Tengah malam, Reza terbangun dan menyadari Dimas tak ada di tenda. Dengan rasa gelisah, ia membangunkan Takin. Mereka berdua keluar, dan alangkah terkejutnya mereka ketika melihat sosok Dimas melayang di udara, tubuhnya diselimuti bayangan pekat, dengan mata merah menyala yang memandang tajam ke arah mereka. Seketika mereka menyadari bahwa Dimas yang menemani mereka selama ini bukanlah manusia, melainkan arwah penasaran yang menyamar sebagai dirinya. Panik dan ketakutan, mereka berlari sekuat tenaga, namun arwah itu mengejar dengan raungan mengerikan yang menggema di hutan.

Dalam pelarian, Takin terpeleset dan jatuh ke jurang yang gelap. Reza menoleh ke belakang dengan panik, hanya untuk melihat arwah menyeramkan itu melompat ke jurang, mengejar Takin. Kini Reza sendirian, terengah-engah dalam ketakutan, namun ia terus berlari hingga akhirnya berhasil mencapai basecamp dengan tubuh gemetar dan wajah pucat.
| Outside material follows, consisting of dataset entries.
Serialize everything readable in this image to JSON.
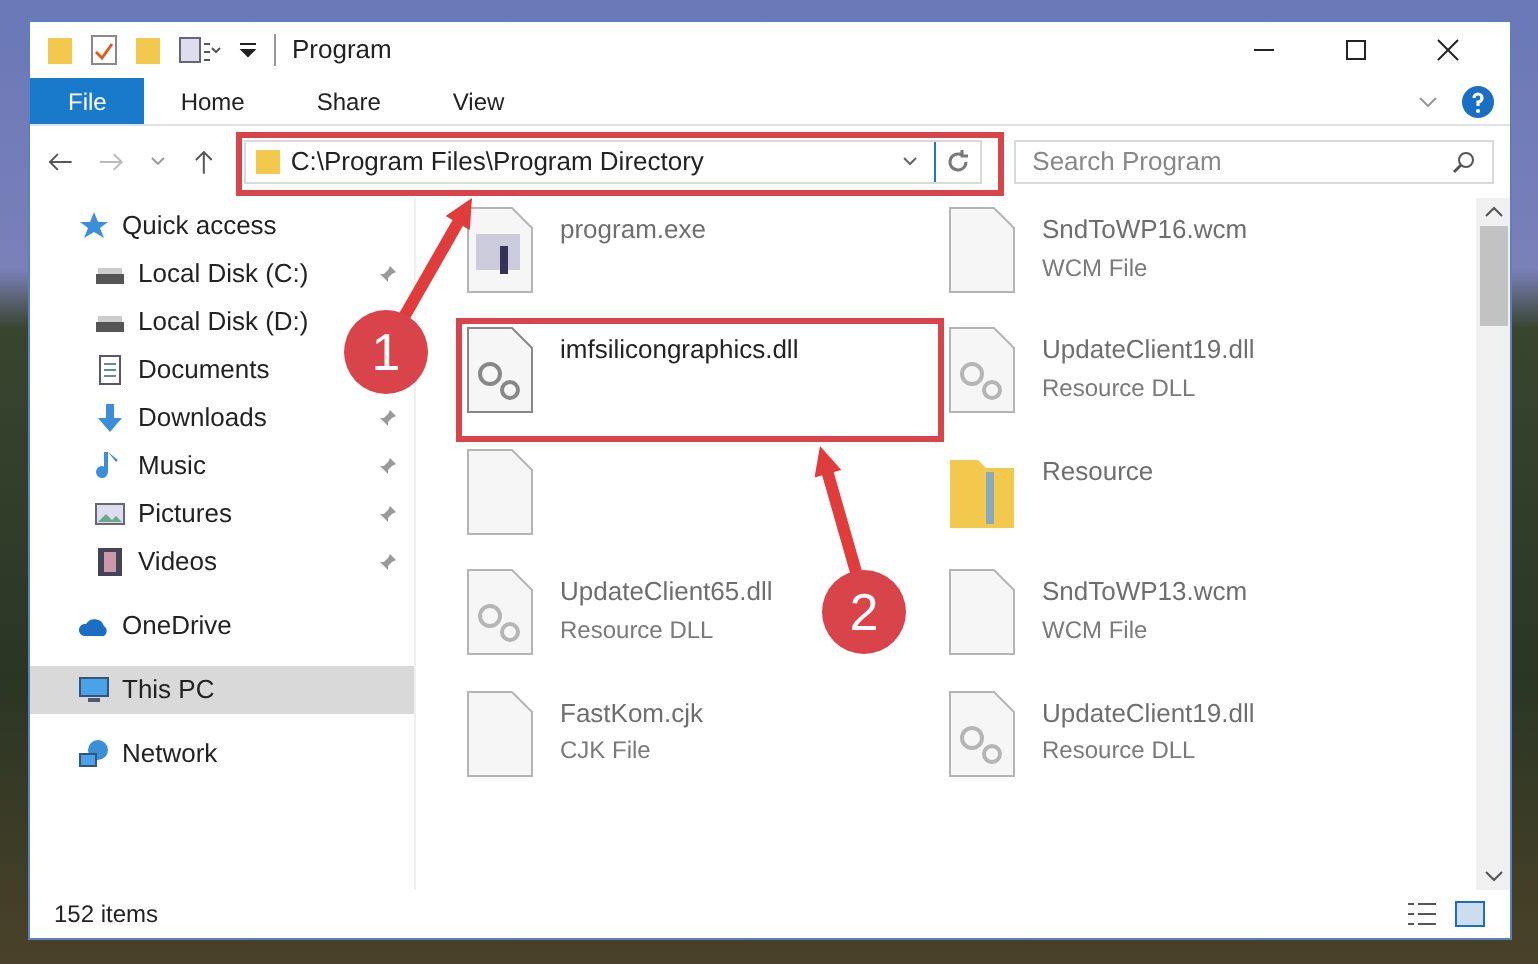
{
  "window": {
    "title": "Program"
  },
  "ribbon_tabs": [
    {
      "label": "File",
      "selected": true
    },
    {
      "label": "Home",
      "selected": false
    },
    {
      "label": "Share",
      "selected": false
    },
    {
      "label": "View",
      "selected": false
    }
  ],
  "address": {
    "path": "C:\\Program Files\\Program Directory"
  },
  "search": {
    "placeholder": "Search Program"
  },
  "sidebar": {
    "items": [
      {
        "label": "Quick access",
        "kind": "star",
        "pinned": false,
        "selected": false
      },
      {
        "label": "Local Disk (C:)",
        "kind": "drive",
        "pinned": true,
        "selected": false
      },
      {
        "label": "Local Disk (D:)",
        "kind": "drive",
        "pinned": false,
        "selected": false
      },
      {
        "label": "Documents",
        "kind": "document",
        "pinned": false,
        "selected": false
      },
      {
        "label": "Downloads",
        "kind": "download",
        "pinned": true,
        "selected": false
      },
      {
        "label": "Music",
        "kind": "music",
        "pinned": true,
        "selected": false
      },
      {
        "label": "Pictures",
        "kind": "pictures",
        "pinned": true,
        "selected": false
      },
      {
        "label": "Videos",
        "kind": "video",
        "pinned": true,
        "selected": false
      },
      {
        "label": "OneDrive",
        "kind": "cloud",
        "pinned": false,
        "selected": false
      },
      {
        "label": "This PC",
        "kind": "pc",
        "pinned": false,
        "selected": true
      },
      {
        "label": "Network",
        "kind": "network",
        "pinned": false,
        "selected": false
      }
    ]
  },
  "files": [
    {
      "name": "program.exe",
      "kind": "exe",
      "dimmed": true
    },
    {
      "name": "SndToWP16.wcm",
      "type": "WCM File",
      "kind": "file",
      "dimmed": true
    },
    {
      "name": "imfsilicongraphics.dll",
      "kind": "dll",
      "dimmed": false
    },
    {
      "name": "UpdateClient19.dll",
      "type": "Resource DLL",
      "kind": "dll",
      "dimmed": true
    },
    {
      "kind": "file",
      "dimmed": true
    },
    {
      "name": "Resource",
      "kind": "folder",
      "dimmed": true
    },
    {
      "name": "UpdateClient65.dll",
      "type": "Resource DLL",
      "kind": "dll",
      "dimmed": true
    },
    {
      "name": "SndToWP13.wcm",
      "type": "WCM File",
      "kind": "file",
      "dimmed": true
    },
    {
      "name": "FastKom.cjk",
      "type": "CJK File",
      "kind": "file",
      "dimmed": true
    },
    {
      "name": "UpdateClient19.dll",
      "type": "Resource DLL",
      "kind": "dll",
      "dimmed": true
    }
  ],
  "status_bar": {
    "count": "152 items"
  },
  "callouts": [
    {
      "number": "1"
    },
    {
      "number": "2"
    }
  ]
}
    Setelah melaporkan kejadian tersebut kepada petugas di basecamp, Reza terkejut melihat Dimas sedang terbaring terluka di sebuah ruangan. Petugas menjelaskan bahwa Dimas ternyata terpeleset ke jurang dangkal pada malam pertama, saat sedang menunggu Reza yang buang hajat. Beruntung, Dimas selamat dan berhasil kembali ke basecamp. Reza pun sadar bahwa sosok yang memimpin perjalanan mereka setelah itu bukanlah Dimas, melainkan arwah jahat yang menyamar. Dengan informasi yang diberikan oleh Reza, petugas akhirnya dapat menemukan jenazah Takin di jurang tempat ia terjatuh. Perasaan lega karena selamat bercampur dengan duka mendalam atas kehilangan sahabatnya.